Much of this might not be unnecessary as John Swinney has announced there will be some sort of u-turn on Tuesday, but in the absence of any detail I think it’s useful for us to be clear about why the appeals system that the govt has pushed is actually completely unacceptable.
Also, until we have that detail, we need to assume that parts of this system could be retained in their latest solution - as I'm going to show, that would be a disaster.
So how did we get here? Well in response to the SQA results scandal – which has seen the poorest pupils sacrificed and the wealthiest protected – the standard defence has been: trust the appeals system.
The govt wanted us to believe that anyone unhappy with their grade could appeal it, and that the appeals system would resolve any injustices. Were those claims true? Regular readers will be unsurprised to find that the answer is a resounding NO.
There are various problems with the current situation, the most obvious being asking people to trust a system that has failed and that is led by people who either failed to see obvious problems coming or didn’t care enough about them to do anything.
We were told to trust the system and it brought us here – are people really supposed to believe that same system, or a new one devised by the same people, will now save us? Make your own mind up on that.
But let’s say we get past that hurdle (somehow) – then what? Is the system sound and reliable? Could it really resolve all the injustices? The short (and, by now, entirely expected) answer is – no. Why? Well, let’s dive in…
First of all – who can appeal? The impression has been given that anyone unhappy with their results can use the system. This is categorically untrue.
In order to be eligible for an appeal a student’s awarded grade must be lower than their estimate – there is no option to appeal the estimate itself.
This isn’t an entirely indefensible position, although even as a teacher I think *some* mechanism to challenge estimates is probably a good idea (especially in these circumstances) but the issue is honesty.
It’s quite clear right now that lots of people think appeals are open to ALL students, and they think that because of the things that Sturgeon and Swinney have said.
This might just be because they’re not fully across the details of their brief (but what would that tell us?) or it might be a deliberate attempt to muddy the waters and buy some political time. Either way it isn’t on.
That’s all bad enough, but it isn’t even the biggest area of concern, which relates to the actual rules around the appeals process. To be blunt, it looks as though the SQA is trying to rig the system against students and teachers.
To understand how this is being done, we need to understand how teachers arrived at the estimates they submitted to the SQA (only for so many of them to be ignored). Some people seem to think that estimates are just a prelim mark and a glance over some coursework. They’re not.

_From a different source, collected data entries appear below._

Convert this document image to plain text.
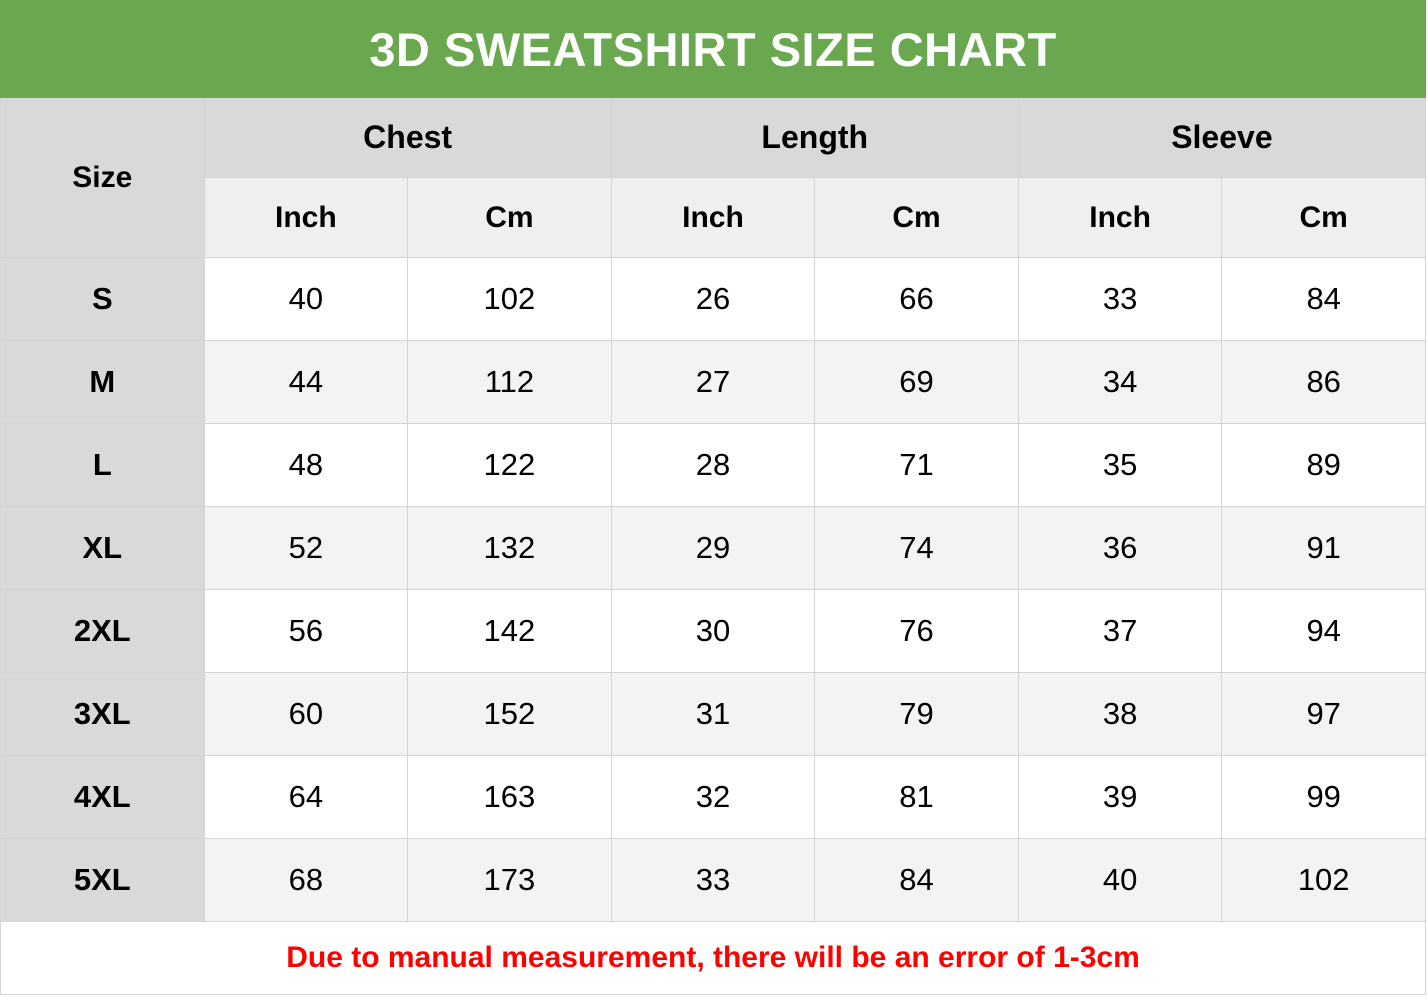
3D SWEATSHIRT SIZE CHART						
Size	Chest		Length		Sleeve	
	Inch	Cm	Inch	Cm	Inch	Cm
S	40	102	26	66	33	84
M	44	112	27	69	34	86
L	48	122	28	71	35	89
XL	52	132	29	74	36	91
2XL	56	142	30	76	37	94
3XL	60	152	31	79	38	97
4XL	64	163	32	81	39	99
5XL	68	173	33	84	40	102
Due to manual measurement, there will be an error of 1-3cm						
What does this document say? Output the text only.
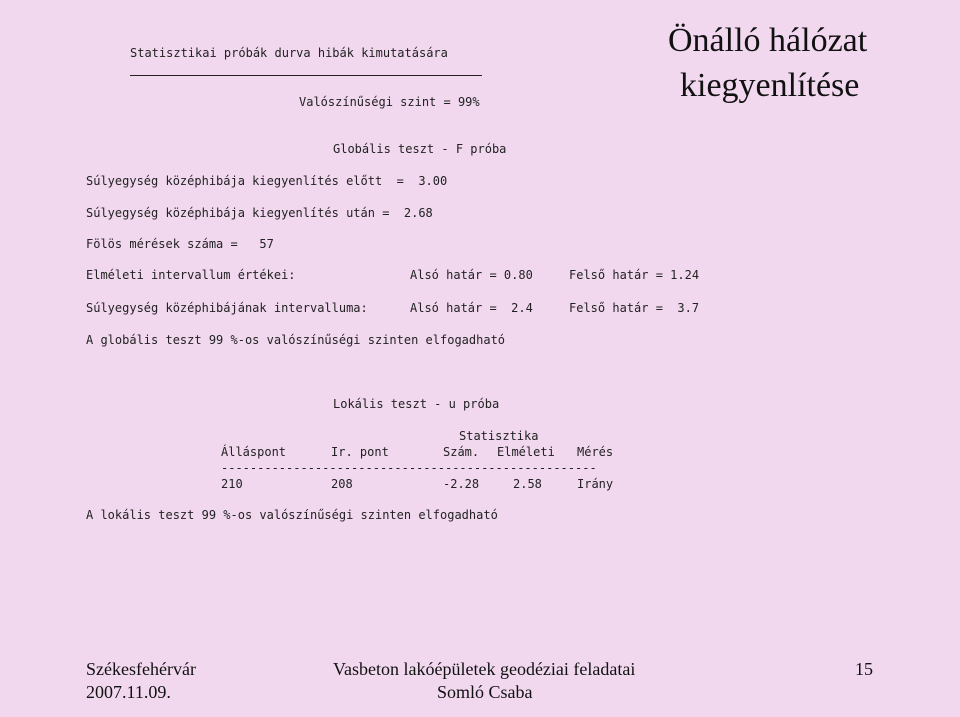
Statisztikai próbák durva hibák kimutatására
Valószínűségi szint = 99%
Önálló hálózat
kiegyenlítése
Globális teszt - F próba
Súlyegység középhibája kiegyenlítés előtt  =  3.00
Súlyegység középhibája kiegyenlítés után =  2.68
Fölös mérések száma =   57
Elméleti intervallum értékei:	Alsó határ = 0.80	Felső határ = 1.24
Súlyegység középhibájának intervalluma:	Alsó határ =  2.4	Felső határ =  3.7
A globális teszt 99 %-os valószínűségi szinten elfogadható
Lokális teszt - u próba
Statisztika
Álláspont	Ir. pont	Szám. Elméleti Mérés
----------------------------------------------------
210	208	-2.28	2.58	Irány
A lokális teszt 99 %-os valószínűségi szinten elfogadható
Székesfehérvár
2007.11.09.
Vasbeton lakóépületek geodéziai feladatai
Somló Csaba
15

Now back in April, when people like me were pointing out that the proposed results system was going to be horrendously unfair, John Swinney insisted that we were wrong.
Speaking to the BBC, he was adamant that results would not be based on a school’s past performance – “that’s not in any way what the SQA are doing”, he said.
This has of course proven to be completely wrong, but to be fair it was completely wrong even at the time he said it.
But it’s another of his comments is what we’re really interested in right now:
The word for this – and it’s a word that Swinney used repeatedly – is “holistic”. The idea is that to properly assess a pupil you have to look at everything you know about them, rather than restricting yourself to a narrow set of formal metrics (like prelim scores).
To be clear, just sticking to the stuff like prelims is the easy solution. It’s the one that laymen will understand. But it isn’t the correct approach because it produces unreliable results (as any teacher could tell you).
So teachers were told, in effect, to do the job properly. And then, because they’re teachers, that’s exactly what they went out and did.
And here is where the major problem arises, because the SQA’s advice around appeals then made clear that a great deal of the information that had informed the estimates (on their own instructions) would now be inadmissible as appeals.
Basically appeals were to be restricted to prelim papers, coursework, class tests etc. All evidence would need to include things like formal marking instructions. This was all a long way from what teachers were being told a few months back.
And, as a final kick, although a commentary could be provided to support the application, that could only apply to the type of evidence above – personal circumstances, inferred progression data and a whole host of other information would not be acceptable.
This looked like a simple attempt to rig the system, supressing the number of appeals and vastly reducing the likely success rate as well. I would very much like to know the process that led to it being released.
And even if this approach is now scrapped – and ALL OF IT needs to be scrapped - the fact that it was ever signed off is itself a serious problem in need of rigorous investigation.